Oleh karena itu, makanan memiliki jangkauan makna yang kompleks, tanpa definisi tunggal yang diberikan untuk konstruksi yang rumit ini. Beberapa signifikansi ini telah dipertimbangkan secara kualitatif, misalnya, pada orang yang menderita kanker ( McQuestion et al. , 2011 )atau pada orang tua di mana nilai sosial makanan menjadi sangat penting ( Quandt et al. , 2001 ).Ini juga telah dipertimbangkan secara kuantitatif, menggunakan skala atau instrumen yang mencoba menjelaskan konstruksi ini, seperti Arti Makanan (MOF) yang dikembangkan oleh Ogden et al. (2011) ,Food Life Questionnaire (FLQ), dikembangkan oleh Rozin et al. (1999)atau Arti Makan Indeks (MEI) dirancang oleh Walsh dan Betz (1999), dikutip oleh McClain et al. (2011) .

Baca Juga : Investigasi Pemahaman Tentang Makanan dan Gizi Untuk Anak

Untuk menjelaskan arti makanan, faktor psikososial yang berbeda yang mempengaruhi interpretasi kita telah dirujuk. Faktor-faktor ini telah dipertimbangkan dalam pengembangan instrumen yang mencoba mengukur makna makanan. Misalnya, sikap terhadap makanan, baik positif atau negatif, telah dikaitkan dengan berbagai faktor seperti kualitas sensorik (rasa, daya tarik), afektif positif atau negatif (kenyamanan, kebahagiaan, kebosanan, perhatian) atau kualitas kognitif abstrak, seperti nutrisi. atau peran makanan yang berhubungan dengan kesehatan ( Aikman et al. , 2006 ).

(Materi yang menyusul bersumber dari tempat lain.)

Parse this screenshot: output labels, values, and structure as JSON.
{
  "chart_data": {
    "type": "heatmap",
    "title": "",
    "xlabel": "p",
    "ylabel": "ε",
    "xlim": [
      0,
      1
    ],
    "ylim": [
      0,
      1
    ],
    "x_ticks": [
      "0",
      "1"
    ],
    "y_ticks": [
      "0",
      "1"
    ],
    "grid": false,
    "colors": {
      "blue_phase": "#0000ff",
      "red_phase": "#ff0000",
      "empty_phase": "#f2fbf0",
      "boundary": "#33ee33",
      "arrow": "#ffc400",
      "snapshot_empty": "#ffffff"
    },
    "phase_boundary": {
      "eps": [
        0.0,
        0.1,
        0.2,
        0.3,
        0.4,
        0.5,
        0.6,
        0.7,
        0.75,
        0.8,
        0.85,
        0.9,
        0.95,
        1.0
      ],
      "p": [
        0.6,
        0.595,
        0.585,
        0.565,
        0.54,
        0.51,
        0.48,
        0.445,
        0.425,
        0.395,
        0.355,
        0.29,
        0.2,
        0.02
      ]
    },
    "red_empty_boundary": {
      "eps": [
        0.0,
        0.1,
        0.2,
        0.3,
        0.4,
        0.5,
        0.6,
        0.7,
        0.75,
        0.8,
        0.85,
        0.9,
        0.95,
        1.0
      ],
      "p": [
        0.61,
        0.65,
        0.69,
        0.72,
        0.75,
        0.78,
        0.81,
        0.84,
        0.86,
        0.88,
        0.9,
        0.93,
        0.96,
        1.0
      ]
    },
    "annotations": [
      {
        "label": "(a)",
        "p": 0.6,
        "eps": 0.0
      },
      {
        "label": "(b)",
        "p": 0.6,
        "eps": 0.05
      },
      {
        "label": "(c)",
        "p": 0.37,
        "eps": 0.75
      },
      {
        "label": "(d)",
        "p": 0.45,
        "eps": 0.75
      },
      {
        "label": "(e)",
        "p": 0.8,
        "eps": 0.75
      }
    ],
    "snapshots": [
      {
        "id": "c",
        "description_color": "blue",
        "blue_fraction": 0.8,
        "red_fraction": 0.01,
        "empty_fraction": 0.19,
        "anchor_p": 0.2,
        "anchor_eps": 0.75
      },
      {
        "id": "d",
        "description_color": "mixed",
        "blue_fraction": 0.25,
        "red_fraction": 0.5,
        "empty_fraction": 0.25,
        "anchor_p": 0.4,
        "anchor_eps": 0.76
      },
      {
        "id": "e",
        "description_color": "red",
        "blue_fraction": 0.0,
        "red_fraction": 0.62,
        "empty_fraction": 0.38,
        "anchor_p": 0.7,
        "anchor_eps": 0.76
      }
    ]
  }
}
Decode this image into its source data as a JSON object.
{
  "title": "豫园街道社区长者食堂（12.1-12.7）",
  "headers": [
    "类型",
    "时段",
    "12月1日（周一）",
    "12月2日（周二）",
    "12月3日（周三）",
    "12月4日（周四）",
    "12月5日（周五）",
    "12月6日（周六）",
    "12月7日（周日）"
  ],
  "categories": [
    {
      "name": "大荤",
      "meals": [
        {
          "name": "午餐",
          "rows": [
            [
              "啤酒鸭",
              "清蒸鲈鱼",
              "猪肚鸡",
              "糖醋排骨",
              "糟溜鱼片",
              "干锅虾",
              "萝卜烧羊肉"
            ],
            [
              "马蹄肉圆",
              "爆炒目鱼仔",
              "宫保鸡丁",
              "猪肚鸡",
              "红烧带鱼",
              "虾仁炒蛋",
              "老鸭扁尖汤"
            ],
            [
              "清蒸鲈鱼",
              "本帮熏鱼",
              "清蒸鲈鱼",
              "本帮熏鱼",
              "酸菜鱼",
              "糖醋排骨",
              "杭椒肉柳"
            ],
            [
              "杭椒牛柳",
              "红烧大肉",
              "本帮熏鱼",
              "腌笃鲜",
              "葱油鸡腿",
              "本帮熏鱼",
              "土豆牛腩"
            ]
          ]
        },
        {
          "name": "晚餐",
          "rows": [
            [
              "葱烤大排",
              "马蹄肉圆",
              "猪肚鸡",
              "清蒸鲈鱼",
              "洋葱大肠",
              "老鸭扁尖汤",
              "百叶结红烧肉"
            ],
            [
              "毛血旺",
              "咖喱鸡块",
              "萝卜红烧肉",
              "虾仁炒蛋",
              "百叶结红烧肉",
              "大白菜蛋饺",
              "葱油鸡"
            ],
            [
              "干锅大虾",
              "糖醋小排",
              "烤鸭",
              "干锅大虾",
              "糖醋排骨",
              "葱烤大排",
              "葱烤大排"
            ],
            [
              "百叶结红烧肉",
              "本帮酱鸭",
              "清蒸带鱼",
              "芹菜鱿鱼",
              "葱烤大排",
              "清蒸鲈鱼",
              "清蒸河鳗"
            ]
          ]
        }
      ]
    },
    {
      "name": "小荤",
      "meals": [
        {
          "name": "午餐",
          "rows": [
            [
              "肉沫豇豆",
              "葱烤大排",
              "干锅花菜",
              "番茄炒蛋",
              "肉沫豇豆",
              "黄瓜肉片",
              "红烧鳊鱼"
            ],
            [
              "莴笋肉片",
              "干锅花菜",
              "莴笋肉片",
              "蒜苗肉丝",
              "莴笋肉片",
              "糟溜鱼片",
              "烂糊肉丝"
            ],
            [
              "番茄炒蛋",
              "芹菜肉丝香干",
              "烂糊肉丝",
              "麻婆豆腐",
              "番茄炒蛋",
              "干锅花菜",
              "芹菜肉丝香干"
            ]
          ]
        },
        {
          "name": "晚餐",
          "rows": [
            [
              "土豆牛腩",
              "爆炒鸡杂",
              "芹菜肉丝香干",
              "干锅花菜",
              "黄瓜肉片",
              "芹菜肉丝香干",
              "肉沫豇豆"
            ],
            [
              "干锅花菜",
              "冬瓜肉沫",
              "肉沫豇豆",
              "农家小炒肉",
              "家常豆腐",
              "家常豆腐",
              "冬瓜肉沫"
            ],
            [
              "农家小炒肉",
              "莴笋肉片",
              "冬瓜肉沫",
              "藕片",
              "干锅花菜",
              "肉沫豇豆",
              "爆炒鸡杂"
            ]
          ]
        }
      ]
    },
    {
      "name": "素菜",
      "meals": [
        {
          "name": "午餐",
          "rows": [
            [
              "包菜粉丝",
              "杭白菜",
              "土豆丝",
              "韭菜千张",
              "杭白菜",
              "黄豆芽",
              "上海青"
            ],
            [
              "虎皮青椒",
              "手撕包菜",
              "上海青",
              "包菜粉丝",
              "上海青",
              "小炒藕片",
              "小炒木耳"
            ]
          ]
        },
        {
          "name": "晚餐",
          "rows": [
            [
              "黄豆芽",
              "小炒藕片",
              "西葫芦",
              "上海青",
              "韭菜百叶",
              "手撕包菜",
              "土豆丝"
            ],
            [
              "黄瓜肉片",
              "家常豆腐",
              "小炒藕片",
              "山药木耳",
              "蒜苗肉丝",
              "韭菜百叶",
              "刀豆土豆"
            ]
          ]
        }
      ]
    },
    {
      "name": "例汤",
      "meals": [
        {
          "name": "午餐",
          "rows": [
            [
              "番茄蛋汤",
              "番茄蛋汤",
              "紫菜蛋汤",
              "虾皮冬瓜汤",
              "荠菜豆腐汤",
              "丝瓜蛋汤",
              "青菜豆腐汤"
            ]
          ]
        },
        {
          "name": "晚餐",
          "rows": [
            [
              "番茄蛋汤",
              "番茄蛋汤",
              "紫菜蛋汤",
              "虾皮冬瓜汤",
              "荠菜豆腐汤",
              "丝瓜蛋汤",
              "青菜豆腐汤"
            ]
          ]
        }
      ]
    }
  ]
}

Arti orang menganggap makanan juga terkait dengan motivasi mereka. Alasan yang membuat kita memilih satu makanan tertentu di atas yang lain memberi makna pada diet dan hidup kita. Motif ini bisa beragam seperti harga, kesehatan, etika, daya tarik sensorik, keakraban, pengendalian berat badan, kealamian, kenyamanan, suasana hati dan bahkan alasan agama ( Steptoe et al. , 1995 ).Dengan adanya motivasi tersebut, segmen konsumen tertentu dapat diidentifikasi, seperti mereka yang menghargai kualitas atau prestise suatu produk di atas segalanya ( Heide dan Olsen, 2018 ).Kontrol berat badan, misalnya, telah dikaitkan dengan dampak langsung antara perilaku makan dan kesejahteraan. Orang yang membatasi asupan kalori memiliki pendekatan yang lebih terbatas untuk mengelola kesehatan mereka dan kurang menghargai peran makanan dalam kehidupan mereka, memberikan mereka kebahagiaan yang lebih sedikit daripada yang tidak berdiet ( Luomala et al. , 2017 ).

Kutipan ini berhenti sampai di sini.